Heterogeneous interface engineering of N–doped carbon onion nanotube chains toward prominent microwave absorption

Abstract

Synthesizing lightweight, thin–profile, and high–performance microwave absorbers has emerged as an urgent research topic. A promising strategy for carbon–based materials to achieve these attributes is to rationally construct heterostructures. Herein, 0.89–1.54 at.% nitrogen(N)–doped carbon onion nanotube chains (NCONCs) were produced by blending CONCs harvested from candle combustion with HH4Cl and subjecting them to heating at 300–400 °C for 3 h. The hinge–like NCONCs revealed numerous electron transport paths, facilitating the formation of multi–tiered conduction networks. The N–doping introduced C–N groups and interfaces into the CONCs, which yielded extensive dipole and interfacial polarization.

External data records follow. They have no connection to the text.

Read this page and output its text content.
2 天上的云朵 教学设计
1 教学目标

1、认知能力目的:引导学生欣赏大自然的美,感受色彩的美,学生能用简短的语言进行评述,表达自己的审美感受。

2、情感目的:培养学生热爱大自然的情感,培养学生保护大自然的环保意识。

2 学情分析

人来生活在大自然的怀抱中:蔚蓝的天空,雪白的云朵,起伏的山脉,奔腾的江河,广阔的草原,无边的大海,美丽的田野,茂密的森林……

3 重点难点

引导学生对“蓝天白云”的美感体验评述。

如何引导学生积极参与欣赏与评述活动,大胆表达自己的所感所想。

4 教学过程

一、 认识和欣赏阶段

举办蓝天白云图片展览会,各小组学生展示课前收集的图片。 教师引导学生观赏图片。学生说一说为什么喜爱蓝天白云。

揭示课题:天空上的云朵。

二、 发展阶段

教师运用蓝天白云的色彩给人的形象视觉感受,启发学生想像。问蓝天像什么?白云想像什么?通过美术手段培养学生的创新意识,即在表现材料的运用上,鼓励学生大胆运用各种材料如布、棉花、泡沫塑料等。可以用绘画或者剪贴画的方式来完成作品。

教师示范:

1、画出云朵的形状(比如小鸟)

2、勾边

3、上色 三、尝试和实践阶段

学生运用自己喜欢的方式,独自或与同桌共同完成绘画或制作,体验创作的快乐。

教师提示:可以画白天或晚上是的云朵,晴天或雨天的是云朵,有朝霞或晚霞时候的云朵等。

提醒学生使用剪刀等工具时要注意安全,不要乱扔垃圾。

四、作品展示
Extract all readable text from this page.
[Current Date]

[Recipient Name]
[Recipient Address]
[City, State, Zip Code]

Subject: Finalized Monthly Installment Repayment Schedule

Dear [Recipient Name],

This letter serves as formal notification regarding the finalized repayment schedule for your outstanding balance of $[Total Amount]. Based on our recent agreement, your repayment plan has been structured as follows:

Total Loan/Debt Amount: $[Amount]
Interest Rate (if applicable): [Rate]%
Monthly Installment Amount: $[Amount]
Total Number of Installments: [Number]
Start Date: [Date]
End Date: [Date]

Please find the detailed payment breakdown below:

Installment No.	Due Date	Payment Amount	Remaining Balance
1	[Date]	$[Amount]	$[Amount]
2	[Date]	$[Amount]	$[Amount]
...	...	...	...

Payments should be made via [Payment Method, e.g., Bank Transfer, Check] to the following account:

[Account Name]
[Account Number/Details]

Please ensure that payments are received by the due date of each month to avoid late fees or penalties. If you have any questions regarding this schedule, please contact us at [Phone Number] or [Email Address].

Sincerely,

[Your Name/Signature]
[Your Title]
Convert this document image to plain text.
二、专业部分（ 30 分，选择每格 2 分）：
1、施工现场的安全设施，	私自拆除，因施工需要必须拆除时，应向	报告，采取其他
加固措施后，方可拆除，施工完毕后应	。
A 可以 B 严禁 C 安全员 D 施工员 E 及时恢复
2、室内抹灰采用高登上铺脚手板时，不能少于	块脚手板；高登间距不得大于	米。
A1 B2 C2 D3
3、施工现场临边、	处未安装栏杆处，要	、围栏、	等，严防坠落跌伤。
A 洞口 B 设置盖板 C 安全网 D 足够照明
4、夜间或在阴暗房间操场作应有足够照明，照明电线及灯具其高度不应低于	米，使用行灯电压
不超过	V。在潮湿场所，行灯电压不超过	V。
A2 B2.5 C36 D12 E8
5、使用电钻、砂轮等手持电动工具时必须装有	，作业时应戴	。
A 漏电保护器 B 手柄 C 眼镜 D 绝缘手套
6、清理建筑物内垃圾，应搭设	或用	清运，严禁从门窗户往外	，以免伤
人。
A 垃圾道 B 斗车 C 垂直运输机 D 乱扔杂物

Simultaneously, the 1.14 at.% N–doping endowed NCONC–400 with suitable conductivity, thereby ensuring excellent impedance matching. The resulting synergistic effect of impedance matching and electromagnetic wave attenuation was clearly observed. Specifically, NCONC–400 exhibited exceptional performance with a maximum effective absorption bandwidth of 4.71 GHz and a peak reflection loss of –35.47 dB at 1.4 mm. The radar cross–section reduction demonstrated by NCONC–400 composites reached 21.43 dB cm2. These impressive results prove the distinctive advantages of CONCs in tailoring performance and optimizing impedance matching, which are appealing for lightweight and efficient microwave absorbers.